Après le refuge Marco e Rosa, l’itinéraire continue de monter par le glacier et le névé. Katharina pense à sa mère et à sa grand-mère, qui ont toutes deux vaincu le Piz Bernina. Les deux femmes sont pour elle une grande source d’inspiration. Elle tient à perpétuer cette tradition.
Un exercice d’équilibre psychologique et physique.
Alors que Katharina poursuit son ascension et atteint les premiers rochers de l’arête de La Spalla, elle est soudain assaillie de craintes. «Ma vie a défilé devant mes yeux comme un film», dira-t-elle plus tard. Sur l’étroite arête enneigée, elle doit surmonter ses peurs. Ses yeux restent rivés sur ses chaussures. Pas un regard vers la gauche ni vers la droite. Ces instants sont difficiles. Katharina lutte contre elle-même, pense à abandonner, à faire demi-tour. Le sommet semble s’être soudainement éloigné. La guide de montagne la réconforte, l’encourage à continuer. Et Katharina de poursuivre en serrant les dents. Elle ne se rappelle plus très bien ce qui suivit. Mais elle y arrive et finit par égaler sa mère et sa grand-mère en atteignant le sommet du Piz Bernina.
Une expérience de plus dans son escarcelle.
Une expérience de plus dans son escarcelle.
Une fois en bas, dans la vallée, les larmes finissent par couler. Katharina est dans les bras de sa mère. Ce sont des larmes de joies, mais aussi de soulagement. Elle s’efforce de faire le point sur cette expérience. Rarement les choses lui sont apparues aussi clairement qu’au sommet de la montagne. Elle évoque l’une des plus belles expériences de sa vie.

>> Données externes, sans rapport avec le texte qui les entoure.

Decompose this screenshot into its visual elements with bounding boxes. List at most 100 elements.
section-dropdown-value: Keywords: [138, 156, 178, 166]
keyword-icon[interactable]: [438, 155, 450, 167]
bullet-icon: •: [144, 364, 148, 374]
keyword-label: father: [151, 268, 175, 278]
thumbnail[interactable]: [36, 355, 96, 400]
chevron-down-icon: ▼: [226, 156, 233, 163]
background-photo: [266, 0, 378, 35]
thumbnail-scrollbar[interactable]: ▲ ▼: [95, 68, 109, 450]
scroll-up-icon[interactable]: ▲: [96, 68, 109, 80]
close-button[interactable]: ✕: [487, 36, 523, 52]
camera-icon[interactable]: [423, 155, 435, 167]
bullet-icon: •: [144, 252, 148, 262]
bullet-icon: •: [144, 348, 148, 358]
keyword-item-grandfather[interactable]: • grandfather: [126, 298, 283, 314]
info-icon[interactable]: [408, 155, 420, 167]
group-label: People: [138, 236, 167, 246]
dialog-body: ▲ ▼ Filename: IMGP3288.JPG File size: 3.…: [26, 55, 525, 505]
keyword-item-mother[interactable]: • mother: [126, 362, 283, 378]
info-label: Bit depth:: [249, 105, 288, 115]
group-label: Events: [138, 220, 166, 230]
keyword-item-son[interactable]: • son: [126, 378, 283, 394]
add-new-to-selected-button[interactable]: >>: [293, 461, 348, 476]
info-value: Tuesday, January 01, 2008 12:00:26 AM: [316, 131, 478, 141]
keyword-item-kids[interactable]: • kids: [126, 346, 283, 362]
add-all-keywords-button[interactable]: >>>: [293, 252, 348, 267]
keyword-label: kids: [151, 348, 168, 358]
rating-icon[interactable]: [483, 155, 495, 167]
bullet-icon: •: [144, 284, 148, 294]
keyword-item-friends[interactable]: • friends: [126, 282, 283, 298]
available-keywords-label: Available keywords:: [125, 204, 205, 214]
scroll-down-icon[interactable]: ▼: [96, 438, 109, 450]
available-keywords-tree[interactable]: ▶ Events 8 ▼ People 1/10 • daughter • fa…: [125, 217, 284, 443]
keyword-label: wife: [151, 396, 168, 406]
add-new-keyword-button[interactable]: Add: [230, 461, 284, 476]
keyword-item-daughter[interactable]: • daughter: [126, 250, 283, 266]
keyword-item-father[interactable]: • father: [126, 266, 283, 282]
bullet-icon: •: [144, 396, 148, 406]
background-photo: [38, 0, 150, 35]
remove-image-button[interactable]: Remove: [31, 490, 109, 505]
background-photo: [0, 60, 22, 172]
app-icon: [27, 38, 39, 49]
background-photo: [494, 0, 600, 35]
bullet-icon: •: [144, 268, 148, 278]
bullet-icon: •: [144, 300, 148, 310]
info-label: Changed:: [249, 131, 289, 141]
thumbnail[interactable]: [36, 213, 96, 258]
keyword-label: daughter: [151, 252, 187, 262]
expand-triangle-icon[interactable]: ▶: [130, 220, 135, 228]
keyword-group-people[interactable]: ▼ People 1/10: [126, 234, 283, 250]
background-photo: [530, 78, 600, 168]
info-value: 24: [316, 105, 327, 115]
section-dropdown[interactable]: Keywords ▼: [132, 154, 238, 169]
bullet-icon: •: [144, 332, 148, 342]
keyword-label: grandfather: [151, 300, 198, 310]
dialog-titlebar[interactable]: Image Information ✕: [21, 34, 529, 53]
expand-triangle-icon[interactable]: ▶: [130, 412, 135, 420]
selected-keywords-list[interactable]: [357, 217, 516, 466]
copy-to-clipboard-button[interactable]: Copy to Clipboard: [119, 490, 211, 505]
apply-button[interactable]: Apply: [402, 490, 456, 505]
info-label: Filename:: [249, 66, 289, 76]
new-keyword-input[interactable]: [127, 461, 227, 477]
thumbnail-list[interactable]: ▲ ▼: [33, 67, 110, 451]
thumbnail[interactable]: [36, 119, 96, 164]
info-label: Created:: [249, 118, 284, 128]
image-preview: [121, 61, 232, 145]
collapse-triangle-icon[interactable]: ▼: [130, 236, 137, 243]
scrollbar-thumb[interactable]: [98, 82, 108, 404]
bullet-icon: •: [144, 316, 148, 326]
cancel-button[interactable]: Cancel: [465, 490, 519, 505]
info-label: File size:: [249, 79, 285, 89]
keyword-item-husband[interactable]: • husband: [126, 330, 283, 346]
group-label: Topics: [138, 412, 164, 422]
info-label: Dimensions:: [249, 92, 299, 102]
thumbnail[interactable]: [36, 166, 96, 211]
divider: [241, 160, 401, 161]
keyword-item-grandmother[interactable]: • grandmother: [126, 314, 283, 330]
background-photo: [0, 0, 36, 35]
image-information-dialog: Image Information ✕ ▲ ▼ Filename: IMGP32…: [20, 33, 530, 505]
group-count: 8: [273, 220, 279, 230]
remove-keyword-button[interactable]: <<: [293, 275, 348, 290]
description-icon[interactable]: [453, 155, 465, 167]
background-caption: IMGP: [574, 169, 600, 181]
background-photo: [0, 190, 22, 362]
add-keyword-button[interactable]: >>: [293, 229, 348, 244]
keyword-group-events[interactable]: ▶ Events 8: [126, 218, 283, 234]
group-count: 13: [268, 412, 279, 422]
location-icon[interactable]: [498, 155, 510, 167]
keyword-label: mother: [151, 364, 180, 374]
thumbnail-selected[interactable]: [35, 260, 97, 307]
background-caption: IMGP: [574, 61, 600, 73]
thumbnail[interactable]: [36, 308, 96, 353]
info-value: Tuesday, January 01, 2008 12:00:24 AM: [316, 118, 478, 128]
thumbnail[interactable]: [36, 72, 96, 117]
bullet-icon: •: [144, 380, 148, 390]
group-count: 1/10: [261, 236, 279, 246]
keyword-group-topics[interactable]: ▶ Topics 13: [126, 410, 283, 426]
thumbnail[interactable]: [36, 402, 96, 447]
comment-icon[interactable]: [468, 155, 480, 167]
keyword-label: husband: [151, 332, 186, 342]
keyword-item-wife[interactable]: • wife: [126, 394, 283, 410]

Forte de cette nouvelle expérience, Katharina entend mener vers l’avenir la société Bernina International AG, l’entreprise qui porte le nom de la montagne que son arrière-grand-père affectionnait tant.
Une alternative plus confortable
Le Piz Bernina n’est pas le seul endroit à offrir un magnifique panorama de la région. Le chemin de fer rhétique propose une alternative nettement plus confortable, un voyage à couper le souffle à bord du Bernina Express passant par les viaducs et les innombrables tunnels que compte la ligne inscrite au patrimoine mondial de l’UNESCO. Ce voyage en train de Poschiavo à Saint-Moritz permet d’admirer l’Alp Grüm, le col de la Bernina, le Lago Bianco et le glacier de la Mortera. De là, le trajet se poursuit vers Coire par le célèbre viaduc de Landwasser près de Filisur.
Un parcours de 145 kilomètres à travers les Grisons. La voiture panoramique du Bernina Express offre une vue unique sur les montagnes grisonnes, d’imposants glaciers, des paysages pittoresques et des sommets à couper le souffle.
Les gares de départ et de destination du Bernina Express à Poschiavo et Coire sont aisément accessibles en train depuis toute la Suisse.